Sunday, November 22, 2015

I'm only sleeping...oh wait...

Many nights I lay in bed, awake, for hours.  Sometimes I imagine that my ceiling is an endless expanse of starts and meteors orbiting the room with resolute determination.  I hear the tree scratch the window pane, a howling wind whistling through the cracks in the doors.  I see myself standing on the top of a hill, spinning, dancing, wondering what use I, someone so small and inconsequential, has in the eternal scheme of things.  Sometimes this helps me slowly slip into sleep.....However, mostly I just stress about how I am not going to get enough sleep and how grumpy I'll be in the morning.  Or I worry about things I have no control over: the actions or others, my social anxieties, whether or not my children will be happy.

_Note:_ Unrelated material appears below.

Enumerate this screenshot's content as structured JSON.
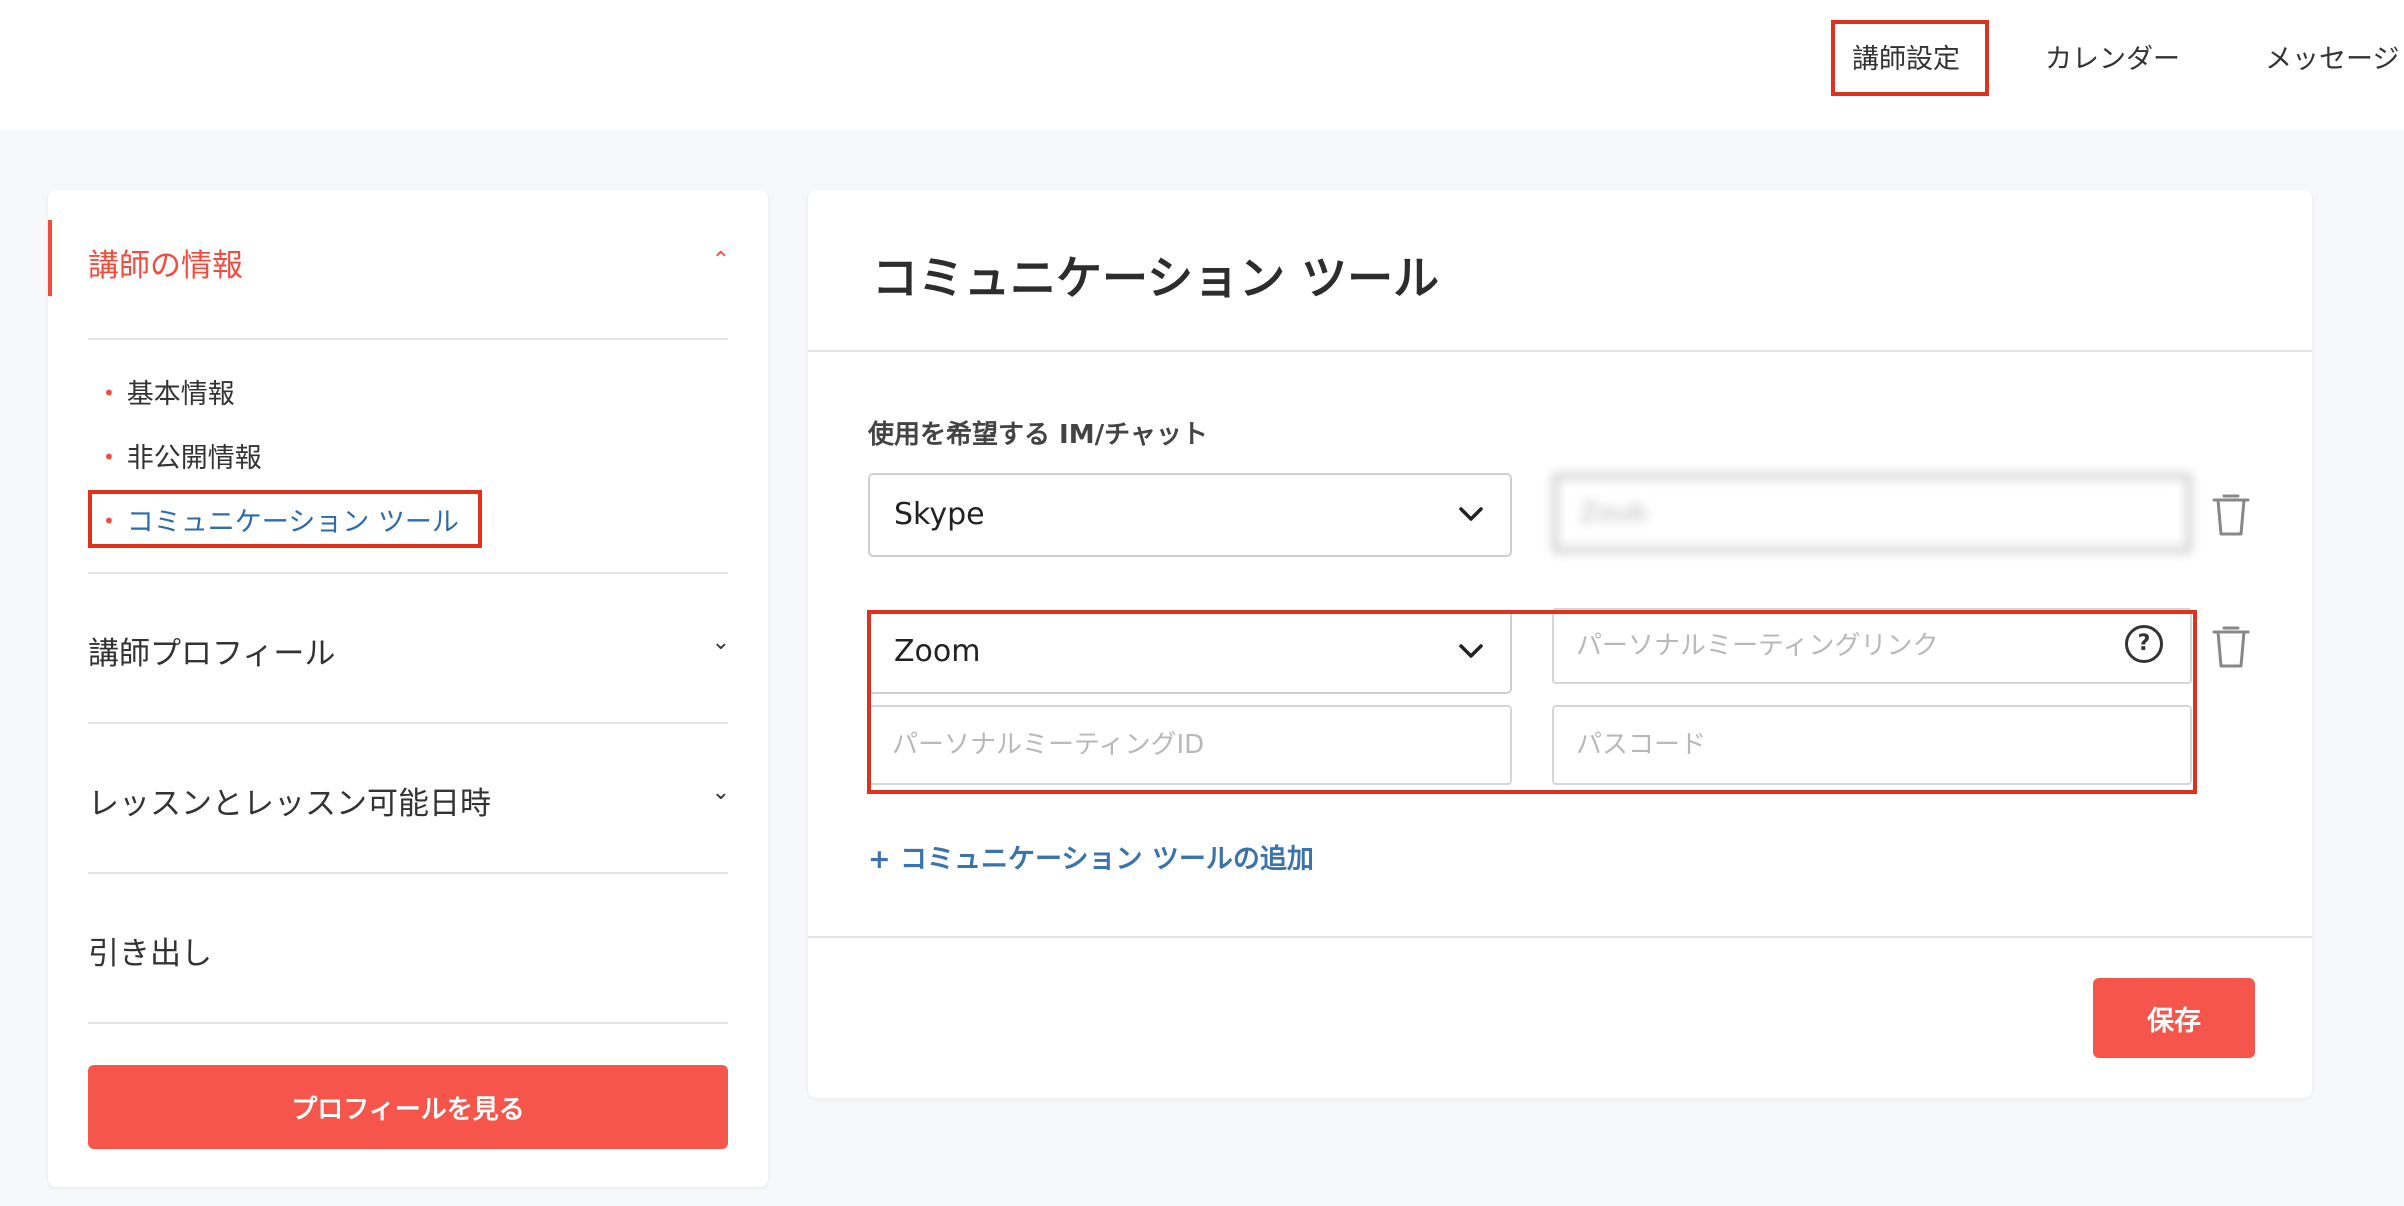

After all, 2am is a perfectly good time to do that, right? 

I've been an insomniac at least since high school.  While my peers were staying up late and sleeping in until noon, I was just mostly always awake.  In college my freshman roommate was certain she'd never actually seen me sleep.  I would be writing a paper or doing research on my computer when she went to bed and when she woke, I was reading through a textbook or sketching......or likely eating. 

I hated hearing from others, "You just don't need as much sleep as the rest of us,"  or "Wow, how lucky, you can be so much more productive."  Neither of those statements were true.  I was always tired, always thinking, and rarely doing as much as I could.  I would try everything I could to help: herbal supplements, sleeping pills, meditation, yoga, exercise.  Nothing seemed to help.  And so I finally embraced it. 

At night I would always have my best ideas.  But by the time I finally got up to write them down, they had already slipped away.  At night I was my most creative and witty, but nobody was ever awake to hear it.  At night, I could be whoever I wanted to be and there was never a soul to judge me. 

I remember taking walks at 3 am around campus in the deep fog.  The lamps from the walkways shot beams of light through thick trees only to get lost in the mist.  It was the best time of the day, or should I say, night.  There was an eerie silence that was almost invigorating, I felt invincible, spectacular, as though I could do anything or be anyone.  But then dusk would come and with it the sun and the light and the people.  Everywhere there were people, hurrying to class, chatting with friends, debating with classmates, and again I was lost in the buzz.

Finally my roommate had enough. "When in your life have you slept well?"  She asked on day.  I thought for a bit and then remembering my most restful nights, I spoke out with excitement.  "In the wild," I explained.  Despite the elements, the cold, the hard, rocky ground, I always slept well when I was backpacking, miles away from any other human, surrounded by natures song.  That night, I slept out on a grassy knoll behind the dorms.  I slept incredible well, that is, until busy students nearly trampled me in the morning getting to the cafeteria.

Sadly I was not permitted to set up a tent on campus and since I lived in Portland, it didn't make much sense to sleep out in the rain.

Since that time, the only improvement I have found in the sleeping department has been when I was totally exhausted from being up with a crying or hungry child.  I could immediately fall asleep after each feeding.  Maybe motherhood would cure me from this sleepless fate.   No such luck.

Perhaps that's why I try to imaging myself in the elements now while I lay in bed.  Maybe it takes me back to the days when I could do anything, be anyone, in the wilderness of my life.  With a small family I cant spend as much time in nature as I'd like.  I can't even remember the last time I packed up my backpack and took of for days at a time.  I don't resent my life now. I wouldn't trade my family for anything, but I do look forward to the day my girls are old enough to enjoy those adventures with me.

Until then, I will fill my mind with wide vistas of pines and rocky mountain tops.  I will imagine skies filled with stars, I will capture the beauty of Gods creations in my mind and I will fall slowly and happily into my deepest sleep.